The Toronto Public Library (TPL) is still investigating after a ransomware attack rendered its network unusable and temporarily blocked access to its website and booking systems.
In a statement released on Friday, the TPL confirmed “that sensitive data may have been exposed.” Which prompted a further investigation “to determine the extent of the exposure and individuals affected.”
“We continue to actively collaborate with third-party experts to assess the scope of the exposure and individuals impacted. We anticipate the investigation will take some time to complete,” the statement read.
TPLoperates 100 branches and serves over 18.5 million people yearly, but the breach has prompted questions over the effectiveness of its cybersecurity measures, and it remains unclear when its systems will become fully operational.
Kim Crawley, a cybersecurity specialist, who has worked in the field for over 20 years for the likes of Sophos, AT&T Cybersecurity, BlackBerry Cylance, Tripwire, Hack The Box, and Venafi told Now Toronto that ransomware is a specific type of malware, a harmful software code, that infects computer systems and encrypts information making the data on the computer inaccessible to the person using it.
“The attacker has the key to decrypt the code and therefore can gain access to the data stored on the hacked system,” she explained.

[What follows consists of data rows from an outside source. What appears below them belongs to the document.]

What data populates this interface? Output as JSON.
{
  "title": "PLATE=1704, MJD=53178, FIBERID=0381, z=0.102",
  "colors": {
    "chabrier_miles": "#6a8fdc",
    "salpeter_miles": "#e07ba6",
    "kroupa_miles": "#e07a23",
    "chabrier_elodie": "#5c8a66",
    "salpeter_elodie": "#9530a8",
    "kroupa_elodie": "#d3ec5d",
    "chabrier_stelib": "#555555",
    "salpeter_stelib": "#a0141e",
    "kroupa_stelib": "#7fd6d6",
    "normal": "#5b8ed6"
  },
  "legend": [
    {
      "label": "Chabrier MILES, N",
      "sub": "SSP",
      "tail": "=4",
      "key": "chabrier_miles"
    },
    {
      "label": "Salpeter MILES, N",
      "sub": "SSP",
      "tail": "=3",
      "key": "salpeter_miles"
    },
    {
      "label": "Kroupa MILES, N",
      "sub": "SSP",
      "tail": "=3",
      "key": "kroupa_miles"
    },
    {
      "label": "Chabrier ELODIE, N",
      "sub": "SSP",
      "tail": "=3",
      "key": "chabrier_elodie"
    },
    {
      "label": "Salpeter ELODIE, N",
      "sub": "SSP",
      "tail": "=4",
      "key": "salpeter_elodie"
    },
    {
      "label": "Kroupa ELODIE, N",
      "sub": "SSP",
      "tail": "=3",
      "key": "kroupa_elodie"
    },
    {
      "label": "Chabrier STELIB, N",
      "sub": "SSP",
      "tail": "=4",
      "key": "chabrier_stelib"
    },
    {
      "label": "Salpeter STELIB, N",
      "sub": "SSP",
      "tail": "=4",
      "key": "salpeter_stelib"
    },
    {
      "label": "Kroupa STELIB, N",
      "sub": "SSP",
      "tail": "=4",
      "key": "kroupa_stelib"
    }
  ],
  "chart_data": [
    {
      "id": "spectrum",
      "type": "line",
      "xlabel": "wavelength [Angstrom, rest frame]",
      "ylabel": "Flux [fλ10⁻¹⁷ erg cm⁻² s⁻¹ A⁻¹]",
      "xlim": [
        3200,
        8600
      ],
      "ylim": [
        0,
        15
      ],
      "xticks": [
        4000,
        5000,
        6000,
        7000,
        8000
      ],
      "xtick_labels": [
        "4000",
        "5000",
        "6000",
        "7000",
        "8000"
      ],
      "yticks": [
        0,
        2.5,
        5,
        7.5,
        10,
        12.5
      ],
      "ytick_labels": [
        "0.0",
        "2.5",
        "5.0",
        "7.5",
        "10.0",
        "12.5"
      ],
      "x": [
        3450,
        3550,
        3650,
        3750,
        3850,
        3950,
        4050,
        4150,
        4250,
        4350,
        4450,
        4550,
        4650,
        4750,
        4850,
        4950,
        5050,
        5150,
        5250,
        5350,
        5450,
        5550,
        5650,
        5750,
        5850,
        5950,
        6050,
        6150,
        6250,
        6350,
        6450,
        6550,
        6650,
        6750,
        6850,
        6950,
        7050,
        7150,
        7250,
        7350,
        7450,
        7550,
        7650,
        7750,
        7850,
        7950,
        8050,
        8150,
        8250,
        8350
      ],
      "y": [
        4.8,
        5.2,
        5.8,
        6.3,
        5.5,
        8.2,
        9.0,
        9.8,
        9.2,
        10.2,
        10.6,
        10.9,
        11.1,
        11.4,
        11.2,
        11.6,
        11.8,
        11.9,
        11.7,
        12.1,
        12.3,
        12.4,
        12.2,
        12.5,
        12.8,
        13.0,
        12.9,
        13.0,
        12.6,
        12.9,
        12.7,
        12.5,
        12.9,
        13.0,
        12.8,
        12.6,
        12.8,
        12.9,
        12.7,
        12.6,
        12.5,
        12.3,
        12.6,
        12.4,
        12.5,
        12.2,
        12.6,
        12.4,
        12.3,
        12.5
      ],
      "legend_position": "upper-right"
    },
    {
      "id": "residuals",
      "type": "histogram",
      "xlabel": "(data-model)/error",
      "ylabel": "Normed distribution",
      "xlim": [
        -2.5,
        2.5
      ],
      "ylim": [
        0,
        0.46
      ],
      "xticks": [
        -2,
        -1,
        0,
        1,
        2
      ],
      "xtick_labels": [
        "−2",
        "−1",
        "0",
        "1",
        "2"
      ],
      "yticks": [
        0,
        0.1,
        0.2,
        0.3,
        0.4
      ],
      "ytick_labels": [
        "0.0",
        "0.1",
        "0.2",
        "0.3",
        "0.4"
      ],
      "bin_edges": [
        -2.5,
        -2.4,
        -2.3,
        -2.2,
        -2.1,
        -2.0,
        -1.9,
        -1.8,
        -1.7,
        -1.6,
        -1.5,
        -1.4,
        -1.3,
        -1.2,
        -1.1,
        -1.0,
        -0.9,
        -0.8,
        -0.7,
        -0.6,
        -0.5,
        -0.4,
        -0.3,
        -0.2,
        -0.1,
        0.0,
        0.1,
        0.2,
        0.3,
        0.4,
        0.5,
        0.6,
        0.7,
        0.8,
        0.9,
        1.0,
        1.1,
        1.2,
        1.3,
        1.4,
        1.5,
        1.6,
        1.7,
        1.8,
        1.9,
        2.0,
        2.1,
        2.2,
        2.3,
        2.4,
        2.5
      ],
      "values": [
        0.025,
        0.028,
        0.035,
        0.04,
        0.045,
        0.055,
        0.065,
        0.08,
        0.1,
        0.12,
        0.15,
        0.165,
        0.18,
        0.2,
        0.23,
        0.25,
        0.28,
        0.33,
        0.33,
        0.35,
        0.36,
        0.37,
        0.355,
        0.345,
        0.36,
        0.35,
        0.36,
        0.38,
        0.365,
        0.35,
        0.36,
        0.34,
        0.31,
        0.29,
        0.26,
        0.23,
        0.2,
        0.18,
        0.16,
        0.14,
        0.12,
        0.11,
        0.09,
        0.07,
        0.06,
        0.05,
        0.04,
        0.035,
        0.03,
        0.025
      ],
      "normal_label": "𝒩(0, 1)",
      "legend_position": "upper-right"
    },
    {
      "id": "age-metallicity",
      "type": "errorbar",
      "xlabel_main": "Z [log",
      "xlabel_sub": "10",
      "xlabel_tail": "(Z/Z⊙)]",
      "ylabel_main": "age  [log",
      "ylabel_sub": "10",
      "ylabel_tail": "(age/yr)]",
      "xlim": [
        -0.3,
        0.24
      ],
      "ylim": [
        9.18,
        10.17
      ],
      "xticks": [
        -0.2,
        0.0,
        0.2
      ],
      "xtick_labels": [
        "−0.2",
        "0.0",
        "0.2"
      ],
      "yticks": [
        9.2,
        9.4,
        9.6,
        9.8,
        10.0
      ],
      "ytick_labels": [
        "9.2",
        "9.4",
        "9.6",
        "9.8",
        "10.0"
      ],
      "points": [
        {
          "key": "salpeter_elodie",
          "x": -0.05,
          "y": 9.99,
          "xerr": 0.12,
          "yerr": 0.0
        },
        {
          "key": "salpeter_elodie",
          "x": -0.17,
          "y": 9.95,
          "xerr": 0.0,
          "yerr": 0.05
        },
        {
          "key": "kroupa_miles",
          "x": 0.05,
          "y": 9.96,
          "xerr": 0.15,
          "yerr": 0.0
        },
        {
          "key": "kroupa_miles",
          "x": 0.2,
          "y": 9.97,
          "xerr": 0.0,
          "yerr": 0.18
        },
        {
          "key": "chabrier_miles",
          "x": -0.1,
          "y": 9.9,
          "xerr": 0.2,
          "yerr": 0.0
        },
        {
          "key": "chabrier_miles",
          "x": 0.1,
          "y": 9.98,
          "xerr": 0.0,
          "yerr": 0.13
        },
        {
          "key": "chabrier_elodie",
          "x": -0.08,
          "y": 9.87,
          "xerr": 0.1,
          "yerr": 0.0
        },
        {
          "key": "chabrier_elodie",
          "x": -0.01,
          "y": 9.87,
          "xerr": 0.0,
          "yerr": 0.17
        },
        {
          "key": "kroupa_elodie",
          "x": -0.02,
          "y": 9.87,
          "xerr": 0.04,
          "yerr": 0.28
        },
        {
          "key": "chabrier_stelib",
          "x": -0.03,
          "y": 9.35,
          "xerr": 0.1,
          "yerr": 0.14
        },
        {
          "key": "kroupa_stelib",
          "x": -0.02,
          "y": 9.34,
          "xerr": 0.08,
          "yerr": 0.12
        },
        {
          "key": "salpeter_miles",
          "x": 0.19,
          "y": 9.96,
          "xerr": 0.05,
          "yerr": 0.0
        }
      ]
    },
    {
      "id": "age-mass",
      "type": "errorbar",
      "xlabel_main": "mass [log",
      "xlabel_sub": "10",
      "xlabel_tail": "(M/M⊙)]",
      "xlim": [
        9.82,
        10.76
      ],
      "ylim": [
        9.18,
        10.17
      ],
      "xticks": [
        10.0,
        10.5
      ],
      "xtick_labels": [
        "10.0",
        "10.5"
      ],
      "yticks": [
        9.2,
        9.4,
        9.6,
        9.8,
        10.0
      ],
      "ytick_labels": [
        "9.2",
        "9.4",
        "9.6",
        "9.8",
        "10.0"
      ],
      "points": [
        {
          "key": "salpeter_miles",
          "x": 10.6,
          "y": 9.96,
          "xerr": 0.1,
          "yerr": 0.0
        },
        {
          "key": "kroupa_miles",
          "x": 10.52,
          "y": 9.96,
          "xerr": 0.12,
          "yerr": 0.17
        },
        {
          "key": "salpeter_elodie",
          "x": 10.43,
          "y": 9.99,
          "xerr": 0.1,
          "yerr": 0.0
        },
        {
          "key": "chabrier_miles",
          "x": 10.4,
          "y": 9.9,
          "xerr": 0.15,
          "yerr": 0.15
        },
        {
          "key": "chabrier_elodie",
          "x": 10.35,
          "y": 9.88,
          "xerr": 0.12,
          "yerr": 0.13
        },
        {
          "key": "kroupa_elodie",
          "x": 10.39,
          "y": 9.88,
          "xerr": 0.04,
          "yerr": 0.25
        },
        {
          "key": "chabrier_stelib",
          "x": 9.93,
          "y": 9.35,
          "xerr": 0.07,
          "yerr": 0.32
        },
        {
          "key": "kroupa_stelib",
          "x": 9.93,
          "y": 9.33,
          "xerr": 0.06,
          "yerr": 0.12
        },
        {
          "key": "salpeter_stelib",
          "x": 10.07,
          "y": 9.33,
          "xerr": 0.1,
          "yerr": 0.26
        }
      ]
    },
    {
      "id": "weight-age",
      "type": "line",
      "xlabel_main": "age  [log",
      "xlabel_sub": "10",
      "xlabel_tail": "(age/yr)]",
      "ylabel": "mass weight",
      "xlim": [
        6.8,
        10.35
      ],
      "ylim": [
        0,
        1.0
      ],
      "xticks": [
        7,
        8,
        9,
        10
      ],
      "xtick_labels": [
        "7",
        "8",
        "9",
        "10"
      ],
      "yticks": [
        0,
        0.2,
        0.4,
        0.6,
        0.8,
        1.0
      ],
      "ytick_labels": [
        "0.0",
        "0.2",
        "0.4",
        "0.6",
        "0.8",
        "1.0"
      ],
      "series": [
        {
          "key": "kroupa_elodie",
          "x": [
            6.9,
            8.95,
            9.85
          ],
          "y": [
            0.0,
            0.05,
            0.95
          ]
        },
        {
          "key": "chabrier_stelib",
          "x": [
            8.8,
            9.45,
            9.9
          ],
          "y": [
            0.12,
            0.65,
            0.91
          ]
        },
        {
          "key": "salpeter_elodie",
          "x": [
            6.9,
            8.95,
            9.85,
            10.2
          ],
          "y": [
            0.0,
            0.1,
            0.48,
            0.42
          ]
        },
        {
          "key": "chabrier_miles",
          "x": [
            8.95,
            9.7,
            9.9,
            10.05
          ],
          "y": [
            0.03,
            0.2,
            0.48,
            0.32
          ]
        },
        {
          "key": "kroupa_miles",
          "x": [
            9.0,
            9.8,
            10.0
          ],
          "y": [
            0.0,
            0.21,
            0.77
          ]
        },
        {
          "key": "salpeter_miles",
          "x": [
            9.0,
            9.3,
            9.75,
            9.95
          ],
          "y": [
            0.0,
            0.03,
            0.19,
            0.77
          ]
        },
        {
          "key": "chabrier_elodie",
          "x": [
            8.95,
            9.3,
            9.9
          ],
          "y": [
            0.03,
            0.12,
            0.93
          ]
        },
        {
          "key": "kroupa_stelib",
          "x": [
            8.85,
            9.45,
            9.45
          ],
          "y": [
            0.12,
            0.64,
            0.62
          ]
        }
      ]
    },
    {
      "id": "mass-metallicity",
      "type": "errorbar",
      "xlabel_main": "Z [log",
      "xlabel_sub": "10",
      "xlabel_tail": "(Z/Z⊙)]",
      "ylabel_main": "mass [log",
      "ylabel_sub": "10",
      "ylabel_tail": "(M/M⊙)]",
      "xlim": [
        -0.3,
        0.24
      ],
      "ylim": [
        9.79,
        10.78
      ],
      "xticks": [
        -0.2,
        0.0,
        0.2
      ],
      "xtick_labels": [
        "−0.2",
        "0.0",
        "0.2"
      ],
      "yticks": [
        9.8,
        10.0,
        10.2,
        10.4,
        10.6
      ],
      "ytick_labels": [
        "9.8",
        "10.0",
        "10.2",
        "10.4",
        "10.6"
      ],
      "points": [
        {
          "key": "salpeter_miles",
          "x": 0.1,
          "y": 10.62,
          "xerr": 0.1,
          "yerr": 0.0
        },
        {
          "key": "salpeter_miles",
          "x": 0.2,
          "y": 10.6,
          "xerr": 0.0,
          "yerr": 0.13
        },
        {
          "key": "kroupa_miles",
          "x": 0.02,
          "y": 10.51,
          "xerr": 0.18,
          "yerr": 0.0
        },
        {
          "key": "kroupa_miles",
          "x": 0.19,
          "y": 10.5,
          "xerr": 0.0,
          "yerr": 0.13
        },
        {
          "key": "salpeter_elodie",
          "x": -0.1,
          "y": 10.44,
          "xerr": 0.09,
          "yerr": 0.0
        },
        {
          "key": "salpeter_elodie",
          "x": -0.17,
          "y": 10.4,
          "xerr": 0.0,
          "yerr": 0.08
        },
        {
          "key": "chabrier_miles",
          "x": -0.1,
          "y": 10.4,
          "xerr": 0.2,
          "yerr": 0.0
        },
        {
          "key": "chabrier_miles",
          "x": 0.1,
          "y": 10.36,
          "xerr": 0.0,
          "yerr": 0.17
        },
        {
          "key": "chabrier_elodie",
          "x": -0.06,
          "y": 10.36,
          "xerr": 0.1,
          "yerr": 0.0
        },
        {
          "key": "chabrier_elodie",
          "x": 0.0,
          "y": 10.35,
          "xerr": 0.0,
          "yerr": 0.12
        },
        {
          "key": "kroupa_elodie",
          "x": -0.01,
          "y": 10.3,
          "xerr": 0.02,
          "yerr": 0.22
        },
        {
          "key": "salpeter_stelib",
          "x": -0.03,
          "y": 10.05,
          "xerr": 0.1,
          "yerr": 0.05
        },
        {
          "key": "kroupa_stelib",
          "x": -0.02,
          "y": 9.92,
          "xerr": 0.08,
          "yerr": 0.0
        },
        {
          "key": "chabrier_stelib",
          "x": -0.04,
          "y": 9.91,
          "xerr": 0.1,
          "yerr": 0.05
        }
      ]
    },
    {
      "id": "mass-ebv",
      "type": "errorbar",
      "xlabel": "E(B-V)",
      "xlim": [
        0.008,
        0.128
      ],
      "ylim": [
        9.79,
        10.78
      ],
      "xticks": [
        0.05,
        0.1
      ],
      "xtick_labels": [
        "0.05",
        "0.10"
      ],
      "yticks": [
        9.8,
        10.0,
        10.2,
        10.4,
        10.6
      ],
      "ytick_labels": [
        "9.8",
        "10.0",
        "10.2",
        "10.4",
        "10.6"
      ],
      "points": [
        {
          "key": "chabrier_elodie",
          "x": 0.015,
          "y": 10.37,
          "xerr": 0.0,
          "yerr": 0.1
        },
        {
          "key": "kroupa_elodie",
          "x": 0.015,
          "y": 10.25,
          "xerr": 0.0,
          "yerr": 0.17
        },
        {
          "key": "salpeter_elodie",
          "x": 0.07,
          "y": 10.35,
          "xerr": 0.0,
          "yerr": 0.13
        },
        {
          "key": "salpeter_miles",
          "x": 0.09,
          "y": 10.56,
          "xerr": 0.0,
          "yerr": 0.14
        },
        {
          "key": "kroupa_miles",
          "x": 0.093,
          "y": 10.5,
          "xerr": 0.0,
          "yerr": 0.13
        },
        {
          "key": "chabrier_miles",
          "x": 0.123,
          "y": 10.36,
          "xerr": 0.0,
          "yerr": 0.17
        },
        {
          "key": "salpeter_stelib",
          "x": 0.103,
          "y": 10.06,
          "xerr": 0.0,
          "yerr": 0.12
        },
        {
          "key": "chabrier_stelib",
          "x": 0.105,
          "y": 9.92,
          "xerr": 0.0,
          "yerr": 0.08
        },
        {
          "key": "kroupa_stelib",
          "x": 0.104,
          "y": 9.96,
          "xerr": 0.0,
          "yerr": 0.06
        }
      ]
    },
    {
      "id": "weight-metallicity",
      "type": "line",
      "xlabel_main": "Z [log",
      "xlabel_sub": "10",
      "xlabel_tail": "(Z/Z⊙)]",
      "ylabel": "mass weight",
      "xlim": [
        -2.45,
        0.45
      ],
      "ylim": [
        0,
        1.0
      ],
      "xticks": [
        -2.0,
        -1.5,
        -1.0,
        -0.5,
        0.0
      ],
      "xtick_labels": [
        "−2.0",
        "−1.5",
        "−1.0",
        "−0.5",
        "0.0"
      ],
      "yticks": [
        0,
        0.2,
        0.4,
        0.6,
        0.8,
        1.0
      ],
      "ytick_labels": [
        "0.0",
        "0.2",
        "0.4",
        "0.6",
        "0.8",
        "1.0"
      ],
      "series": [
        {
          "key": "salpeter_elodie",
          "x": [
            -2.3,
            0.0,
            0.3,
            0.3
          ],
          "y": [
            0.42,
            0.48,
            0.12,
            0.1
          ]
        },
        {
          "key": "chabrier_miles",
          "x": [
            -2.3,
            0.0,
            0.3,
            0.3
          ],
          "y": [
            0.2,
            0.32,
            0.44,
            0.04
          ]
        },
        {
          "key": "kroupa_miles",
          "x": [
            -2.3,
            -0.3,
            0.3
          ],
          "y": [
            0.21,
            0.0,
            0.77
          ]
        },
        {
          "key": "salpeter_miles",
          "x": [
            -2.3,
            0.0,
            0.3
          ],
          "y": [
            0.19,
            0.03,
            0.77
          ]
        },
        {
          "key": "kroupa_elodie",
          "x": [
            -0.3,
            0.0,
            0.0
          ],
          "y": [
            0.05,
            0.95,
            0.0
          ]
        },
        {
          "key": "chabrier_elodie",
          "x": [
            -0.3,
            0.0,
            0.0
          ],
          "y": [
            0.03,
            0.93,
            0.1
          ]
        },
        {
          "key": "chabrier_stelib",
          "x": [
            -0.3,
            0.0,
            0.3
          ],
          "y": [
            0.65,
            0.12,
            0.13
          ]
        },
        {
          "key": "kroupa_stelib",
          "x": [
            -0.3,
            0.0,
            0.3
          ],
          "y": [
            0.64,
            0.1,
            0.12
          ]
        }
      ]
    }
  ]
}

“In the case of a ransomware attack, the perpetrator will produce a ransom note to compel the victims to send them large sums of money in order to get their data back, “Crawley said.
Most cyberattacks are financially motivated and in their early days were aimed at individuals. Hackers would demand the victim hand over their credit card information for the return of their information, but that method proved relatively non-lucrative, so cyber criminals upgraded to large companies and institutions with access to sensitive data and significant sums of money.
Nowadays, cyber criminals tend to demand much larger payouts, usually in cryptocurrency, as transactions are harder for police to trace, though it is possible to do so, Crawley confirmed.
In days past, to fight off cyber attacks companies and public institutions would take mitigation measures by backing up and recording data to external hard drives, so if a ransomware attack occurred, they didn’t have to pay off the attackers because they could “ take and restore the data from their backup,” Crawley explained.
Modern methods of data protection and cyber attack prevention function similarly whereby companies and institutions store their data on cloud networks like AWS and Microsoft Azure.
“But now even with backups, cyber criminals can threaten to expose information publicly on the dark web or online,” Crawley said, hence the threat of releasing confidential information in exchange for financial payouts has become increasingly high stakes.
An effective block against cyber attacks, according to Crawley, is to eliminate the risk of phishing, a strategy used by online crooks masquerading as trusted entities to trick people into opening emails or text messages containing malware.
There are AI run anti-phishing softwares designed to block phishing emails from ever reaching people’s inboxes, which many companies and public institutions use, “but AI makes mistakes’ ‘ Crawley said, hence a degree of vigilance is required among individuals too.
One practice to be aware of is a technique called “file binding,” said Crawley. It is a software that fuses multiple files together by burying harmful programs beneath otherwise harmless ones, like an email, meaning a virus could be present in a graphic or logo instead of a link attached to a message, in this case simply opening a phishing email would activate the malware.
Currently, ransomware attacks tend to be directed towards institutions and high-value corporations harbouring highly sensitive information. However, any system that uses a computer can be hacked, including elevators, cars, and security systems in residential condo buildings.